10th March 2024

Smug Chancellor, Jeremy Hunt, prepares to reveal a pointless budget
A Tory budget could never be expected to deliver anything of significance for the working class or families living in areas of the highest deprivation across Britain. In that respect alone Tory Chancellor, Jeremy Hunt, deserves top marks for consistency, as the heavily trailed pre-election budget revealed on Wednesday (6th March) gave no hope of any alleviation of pain from 14 years of Tory rule for those most in need.
The Institute for Fiscal Studies (IFS) has calculated that while Hunt’s budget contained an estimated £9 billion in tax reductions, previous budgets have increased the tax burden by £27 billion, scheduled to kick in from next year.
Not that there is anything inherently wrong with raising taxes, if the revenue collected is spent correctly. A commitment to investment in research, development and production of green technologies to reduce the amount of carbon pouring into the atmosphere would be a start. Greater investment in the training, retention and pay of NHS staff with a boost in emphasis upon Creative Health to reduce the burden at the acute end of the medical spectrum would be welcomed by most.
Abolishing the ‘right to buy’ for council housing, which sees any investment made by local authorities to increase the stock of affordable housing effectively privatised after a short period, would be welcome.
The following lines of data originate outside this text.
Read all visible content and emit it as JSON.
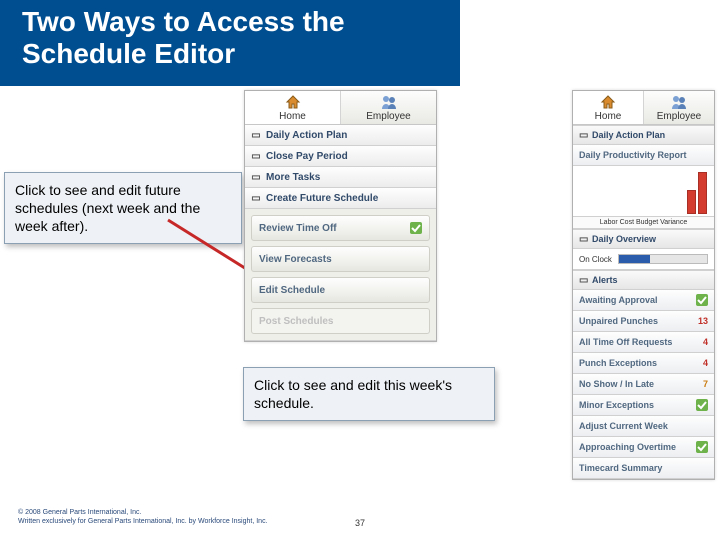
{
  "title_line1": "Two Ways to Access the",
  "title_line2": "Schedule Editor",
  "callout_left": "Click to see and edit future schedules (next week and the week after).",
  "callout_mid": "Click to see and edit this week's schedule.",
  "center": {
    "tab_home": "Home",
    "tab_employee": "Employee",
    "daily_action_plan": "Daily Action Plan",
    "close_pay_period": "Close Pay Period",
    "more_tasks": "More Tasks",
    "create_future_schedule": "Create Future Schedule",
    "review_time_off": "Review Time Off",
    "view_forecasts": "View Forecasts",
    "edit_schedule": "Edit Schedule",
    "post_schedules": "Post Schedules"
  },
  "right": {
    "tab_home": "Home",
    "tab_employee": "Employee",
    "daily_action_plan": "Daily Action Plan",
    "daily_prod_report": "Daily Productivity Report",
    "chart_caption": "Labor Cost Budget Variance",
    "daily_overview": "Daily Overview",
    "on_clock_label": "On Clock",
    "alerts": "Alerts",
    "awaiting_approval": "Awaiting Approval",
    "unpaired_punches": "Unpaired Punches",
    "unpaired_punches_val": "13",
    "time_off": "All Time Off Requests",
    "time_off_val": "4",
    "punch_exceptions": "Punch Exceptions",
    "punch_exceptions_val": "4",
    "no_show": "No Show / In Late",
    "no_show_val": "7",
    "minor_exceptions": "Minor Exceptions",
    "adjust_week": "Adjust Current Week",
    "approaching_ot": "Approaching Overtime",
    "timecard_summary": "Timecard Summary"
  },
  "footer_line1": "© 2008 General Parts International, Inc.",
  "footer_line2": "Written exclusively for General Parts International, Inc. by Workforce Insight, Inc.",
  "page_number": "37"
}
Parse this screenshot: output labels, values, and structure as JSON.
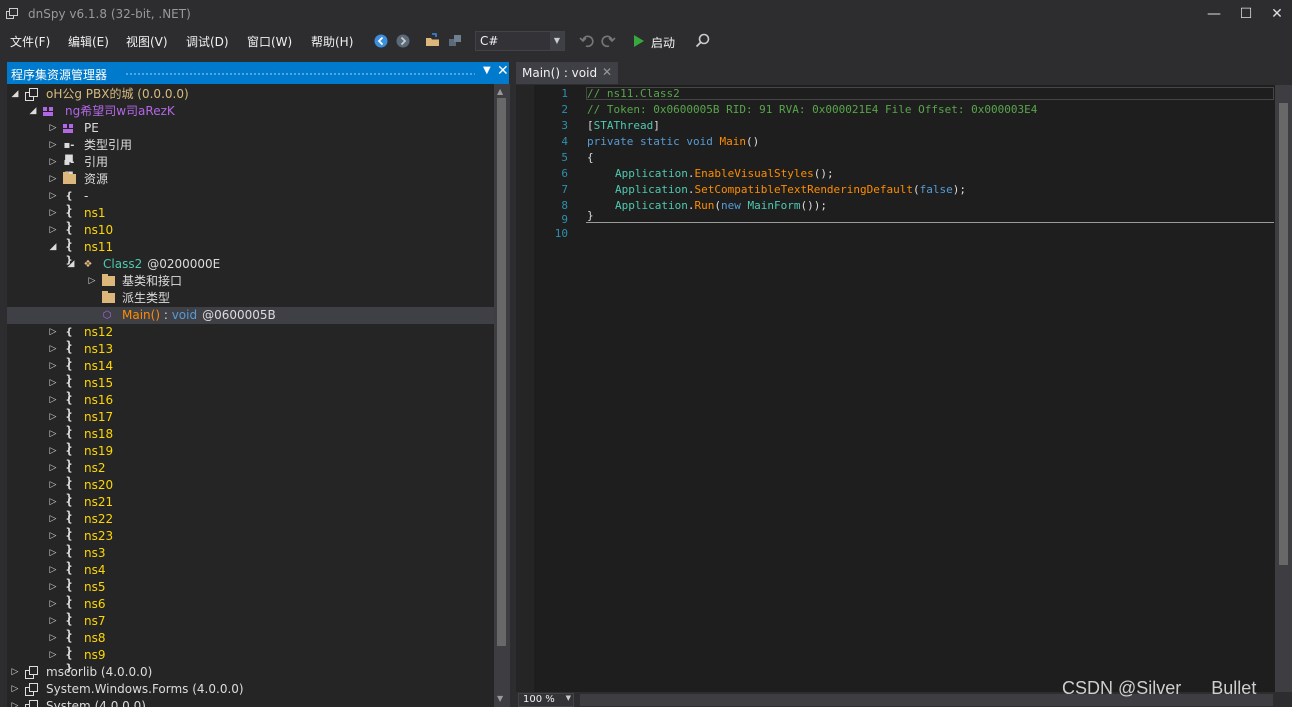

The Chancellor could have considered the proper funding of local government as an area worthy of investment, given the growing number of local Councils posting section 114 notices, effectively declaring bankruptcy and having to limp along with under resourced statutory services only.
While Councils like Birmingham are cutting £300 million and Nottingham £53 million from their budgets the government are heralding Mayoral Combined Authority deals, creating a new tier of regional government with economic development, transport and housing powers but little to directly offer local communities. The North East Mayoral Combined Authority (NEMCA) is the latest recipient of this form of government largesse, covering an area from Berwick upon Tweed to Bishop Auckland, and able to access £4.2 billion in spend over 30 years.
The fact that the NEMCA budget is a drop in the ocean compared with the cuts endured by local authorities in the North East over the past 30 years is largely overlooked by local politicians desperate to sell the deal as good news. Local authorities overall have faced a 40% cut since the Tories lit the austerity bonfire in 2010, cheered on by their Liberal Democrat partners for the first five years.
Meanwhile local leisure, library, arts and museum provision continue to face significant reductions, or even closure, not being high on the government’s agenda. It is no surprise that they are services mainly accessed by communities in areas of high deprivation who are less likely to vote Tory or, increasingly, to vote at all.
The Daily Mail meanwhile sidesteps these concerns and bemoans the lack of any further money for the military in the budget, citing a report by the Public Accounts Committee that suggests the military is £29 billion short due to overspends, mismanagement and inflation. The Mail’s response to this has been to launch a campaign, Don’t Leave Britain Defenceless, calling on ministers to increase funding for the Armed Forces “in response to the growing threats around the world.”
The Ministry of Defence has always been famous for its poor budget management but to pour good money after bad to prop it up and to waste millions on more weapons of mass destruction when people are homeless and starving beggars’ belief.
Hunt’s big ‘rabbit out of the hat’ moment was a 2p reduction in the rate of National Insurance, in an attempt to grab the headlines of the Tory press. The reality is that the NI cut will be fine if you earn over £50,000 a year; you will save £1310 per annum. This is five times more than a worker on £20,000 and 15 times more than someone on £15,000 a year. So, the Tory position remains as ever, the well off do well, while the poor get punished!
Hunt was also keen to try and steal what few clothes Labour have by announcing the abolition of non-dom tax relief for those in Britian whose permanent address is elsewhere. However, there is the caveat of a five year transition period, so no doubt the tax dodgers at the top of the tree will, as usual, find new ways to avoid paying their fair share before this measure hits.
Whatever the Tories, the Daily Mail or its readers may think, the threat to Britian does not come from Russia or China, or even maverick international terrorism. The enemy, to coin a phrase, is within. The Tory Party, the billionaires and corporations which fuel and fund them, the military industrial complex which feeds off the belligerent pro-US foreign policy, are all the enemies of progress, enemies of the working class and enemies of change.
A budget by Jeremy Hunt or any other Chancellor, Tory or Labour, will not change this reality. Only mass extra parliamentary pressure for socialist change can begin the process of really transforming Britain in the interests of the working class. As Canadian poet and songwriter, Leonard Cohen, famously wrote “there is a crack in everything/it’s where the light gets in”. There is certainly a crack in capitalism and it is the light of socialism which needs to pour in.